Les foins. Cet or de montagne servant à alimenter les bêtes tout l'hiver sera redescendu sur des luges/traineaux par les sentiers, entreprise bien délicate et pourtant nécessaire. D'ailleurs on trouve une signification de Vaujany, en val jaunit. Une vie ponctuée de corvées en tout genre, qui riment pourtant avec espace, liberté et entraide.
Près des chalets d'alpage se trouvait une cave voutée, gardant le frais (le frigo d'antan), que l'on appelle le stou, moyen de conserver le fromage, les tommes et le beurre. Le restaurant situé vers le pole enfance dans le bas du village à emprunter ce nom.
La traite des vaches permettaient de faire du beurre et surtout de le vendre.

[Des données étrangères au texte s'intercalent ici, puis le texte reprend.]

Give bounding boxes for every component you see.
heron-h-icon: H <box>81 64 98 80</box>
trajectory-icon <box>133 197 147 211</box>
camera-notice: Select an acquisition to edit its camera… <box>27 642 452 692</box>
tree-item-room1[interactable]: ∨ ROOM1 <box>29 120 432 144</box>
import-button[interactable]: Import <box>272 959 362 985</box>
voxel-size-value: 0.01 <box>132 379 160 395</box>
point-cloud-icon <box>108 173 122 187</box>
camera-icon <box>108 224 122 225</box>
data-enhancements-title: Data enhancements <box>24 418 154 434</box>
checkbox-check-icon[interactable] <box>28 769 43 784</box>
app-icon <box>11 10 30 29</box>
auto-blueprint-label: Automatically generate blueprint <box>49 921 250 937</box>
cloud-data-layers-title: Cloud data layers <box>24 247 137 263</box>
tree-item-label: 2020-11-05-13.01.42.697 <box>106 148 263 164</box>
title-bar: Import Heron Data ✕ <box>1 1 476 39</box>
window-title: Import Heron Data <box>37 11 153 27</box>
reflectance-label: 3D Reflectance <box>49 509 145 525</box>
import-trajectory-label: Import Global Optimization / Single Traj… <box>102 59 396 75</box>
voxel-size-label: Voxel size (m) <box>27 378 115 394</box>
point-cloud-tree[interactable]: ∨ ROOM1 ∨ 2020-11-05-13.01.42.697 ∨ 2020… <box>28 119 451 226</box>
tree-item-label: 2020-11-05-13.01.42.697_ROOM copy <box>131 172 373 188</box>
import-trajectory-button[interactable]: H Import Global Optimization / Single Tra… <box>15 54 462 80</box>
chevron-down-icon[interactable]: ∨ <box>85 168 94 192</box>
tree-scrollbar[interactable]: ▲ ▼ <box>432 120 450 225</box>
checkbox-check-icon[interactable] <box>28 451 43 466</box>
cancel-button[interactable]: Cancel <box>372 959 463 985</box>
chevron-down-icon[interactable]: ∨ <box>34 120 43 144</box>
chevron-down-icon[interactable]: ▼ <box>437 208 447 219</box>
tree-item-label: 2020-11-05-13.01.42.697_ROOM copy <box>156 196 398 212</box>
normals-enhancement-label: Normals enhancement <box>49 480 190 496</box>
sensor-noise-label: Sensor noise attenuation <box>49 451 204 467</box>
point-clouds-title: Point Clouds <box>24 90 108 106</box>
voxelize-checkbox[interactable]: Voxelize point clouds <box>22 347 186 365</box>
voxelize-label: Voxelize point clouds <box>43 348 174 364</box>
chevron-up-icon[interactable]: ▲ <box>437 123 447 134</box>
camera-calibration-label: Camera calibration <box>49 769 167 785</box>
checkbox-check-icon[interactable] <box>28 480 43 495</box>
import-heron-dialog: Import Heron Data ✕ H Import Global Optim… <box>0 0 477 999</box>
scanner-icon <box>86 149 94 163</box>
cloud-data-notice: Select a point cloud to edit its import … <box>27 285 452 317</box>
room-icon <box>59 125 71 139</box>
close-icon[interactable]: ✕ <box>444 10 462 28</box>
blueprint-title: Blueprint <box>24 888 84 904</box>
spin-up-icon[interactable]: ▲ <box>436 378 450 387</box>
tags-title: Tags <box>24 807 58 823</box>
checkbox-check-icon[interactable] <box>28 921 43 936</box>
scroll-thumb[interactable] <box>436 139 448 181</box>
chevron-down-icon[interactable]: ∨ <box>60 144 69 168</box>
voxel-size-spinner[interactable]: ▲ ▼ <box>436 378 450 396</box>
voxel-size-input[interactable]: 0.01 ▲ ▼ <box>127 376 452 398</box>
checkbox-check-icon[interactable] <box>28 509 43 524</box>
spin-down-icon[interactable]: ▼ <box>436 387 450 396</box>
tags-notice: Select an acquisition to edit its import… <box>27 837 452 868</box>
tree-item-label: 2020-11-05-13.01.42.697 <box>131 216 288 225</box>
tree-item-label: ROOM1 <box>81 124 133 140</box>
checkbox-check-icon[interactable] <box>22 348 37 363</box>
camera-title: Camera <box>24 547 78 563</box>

En effet, à Vaujany, les pâturages comptent parmi les plus étendus et les plus productifs du canton en beurre et en fromage. Vaujany est une des communes qui exporte le plus (Abbé Bayle).
Les jours de pluie, annonçait parfois la venue des hommes du bas, les pères montaient apporter provisions à la famille : du bon pain non rassi aller faire l'objet de bons déjeuner ou d'un bon gouter de tartines de beurre.